Hemos aprendido desde pequeños que el sentimentalismo (el hábito de sentir a flor de piel las emociones y mostrarlas en público) era propio de personas débiles, inmaduras o con déficit de autocontrol.
Además, se ha extendido en nuestro imaginario colectivo el lugar común, machista como pocos, de que plasmar ciertas emociones -como el llanto- pertenece al ámbito de lo femenino.
Sin embargo, aunque lentamente, va ganando terreno la convicción de que vivir las emociones es un elemento insustituible en el proceso que nos lleva a alcanzar la madurez personal e incluso el desarrollo de la inteligencia.
Mimar nuestro momento emocional, aprender a expresar los sentimientos sin agresividad y sin culpar a nadie, ponerles nombre, atenderlos y saber cómo descargarlos, es un eje clave de interpretación de lo que nos ocurre.

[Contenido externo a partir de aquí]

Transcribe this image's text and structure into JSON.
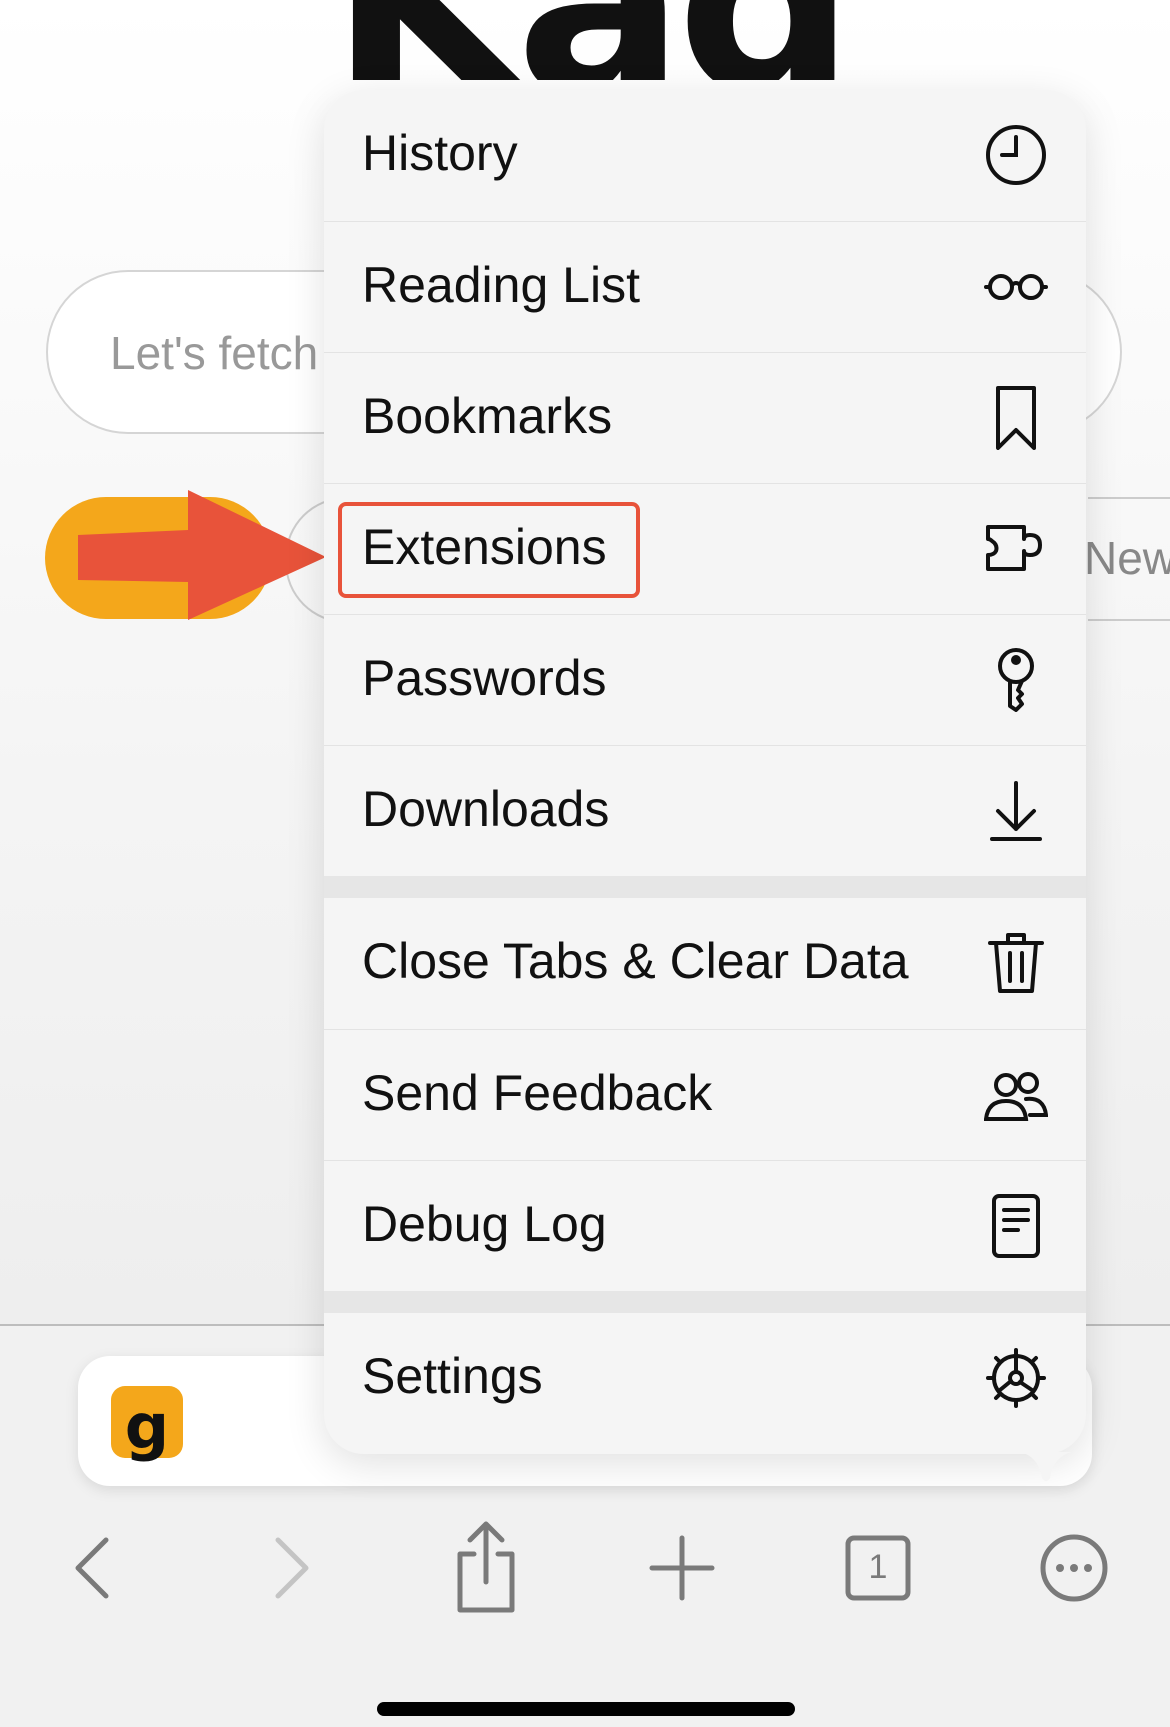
{
  "background": {
    "logo_text": "Kagi",
    "search": {
      "placeholder": "Let's fetch"
    },
    "chip_new_label": "New"
  },
  "menu": {
    "items": [
      {
        "label": "History",
        "icon": "clock-icon"
      },
      {
        "label": "Reading List",
        "icon": "glasses-icon"
      },
      {
        "label": "Bookmarks",
        "icon": "bookmark-icon"
      },
      {
        "label": "Extensions",
        "icon": "puzzle-icon",
        "highlighted": true
      },
      {
        "label": "Passwords",
        "icon": "key-icon"
      },
      {
        "label": "Downloads",
        "icon": "download-icon"
      },
      {
        "label": "Close Tabs & Clear Data",
        "icon": "trash-icon"
      },
      {
        "label": "Send Feedback",
        "icon": "people-icon"
      },
      {
        "label": "Debug Log",
        "icon": "document-icon"
      },
      {
        "label": "Settings",
        "icon": "gear-icon"
      }
    ]
  },
  "address_bar": {
    "favicon_letter": "g"
  },
  "toolbar": {
    "back": "chevron-left-icon",
    "forward": "chevron-right-icon",
    "share": "share-icon",
    "new_tab": "plus-icon",
    "tab_count": "1",
    "more": "more-icon"
  },
  "colors": {
    "accent_yellow": "#f4a71b",
    "annotation_red": "#e8533a",
    "menu_bg": "#f5f5f5"
  }
}
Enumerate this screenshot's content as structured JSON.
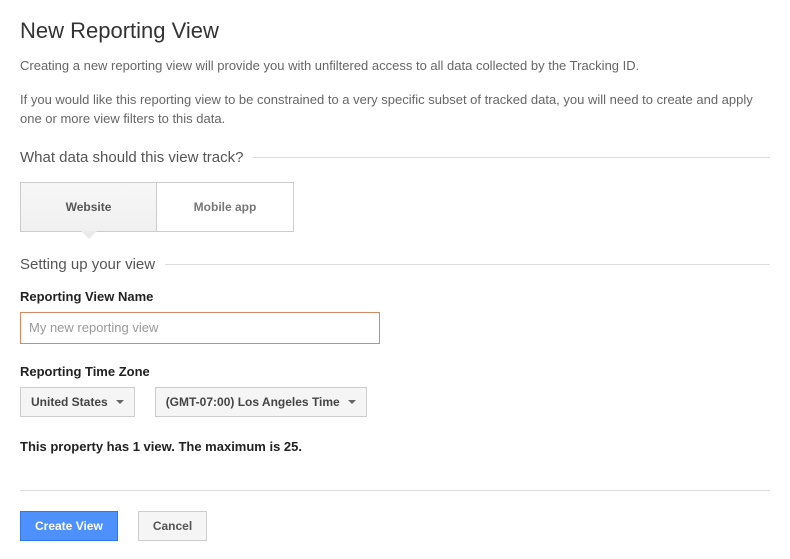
{
  "title": "New Reporting View",
  "intro1": "Creating a new reporting view will provide you with unfiltered access to all data collected by the Tracking ID.",
  "intro2": "If you would like this reporting view to be constrained to a very specific subset of tracked data, you will need to create and apply one or more view filters to this data.",
  "section1": "What data should this view track?",
  "tabs": {
    "website": "Website",
    "mobile": "Mobile app"
  },
  "section2": "Setting up your view",
  "fields": {
    "nameLabel": "Reporting View Name",
    "nameValue": "My new reporting view",
    "tzLabel": "Reporting Time Zone",
    "country": "United States",
    "tz": "(GMT-07:00) Los Angeles Time"
  },
  "propertyInfo": "This property has 1 view. The maximum is 25.",
  "buttons": {
    "create": "Create View",
    "cancel": "Cancel"
  }
}
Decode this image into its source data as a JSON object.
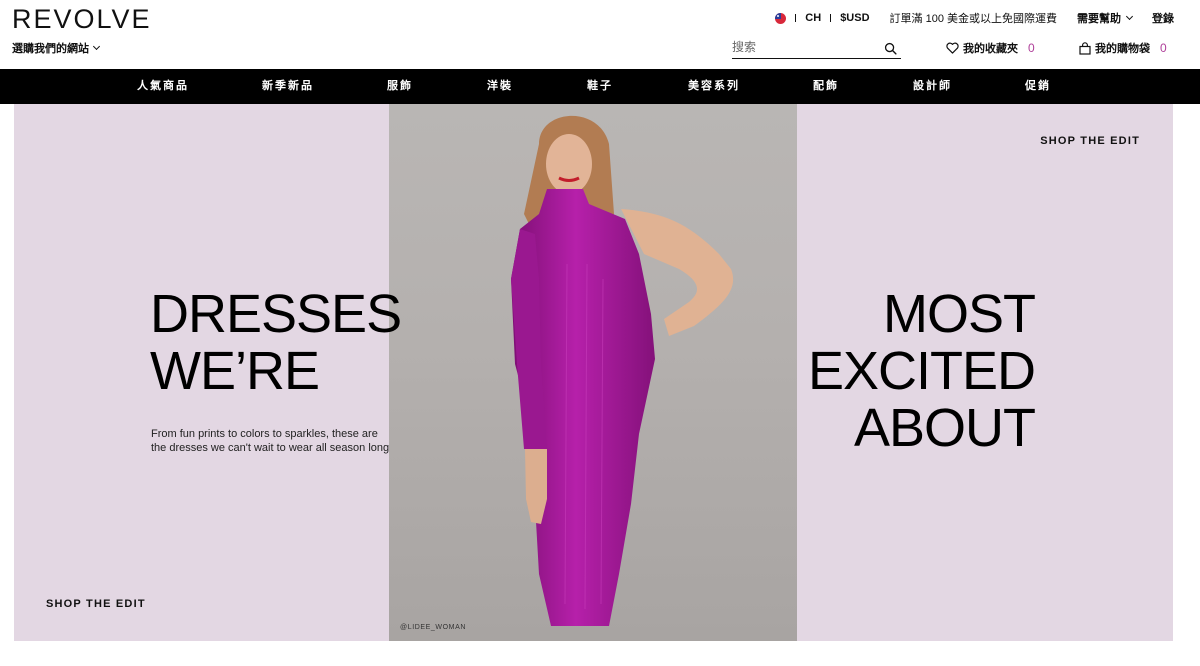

La mayor parte de las habilidades para conseguir una vida satisfactoria son de carácter emocional, no intelectual.La gente más feliz, no son quienes tienen el mejor expediente académico, ni el mejor trabajo, sino los que han sabido exprimir sus habilidades y aplicar bien su inteligencia emocional.
La inteligencia emocional es la habilidad de las personas para atender y percibir los sentimientos de forma apropiada, la capacidad para asimilarlos y comprenderlos adecuadamente y la destreza para regular y modificar nuestro estado de ánimo o el de los demás.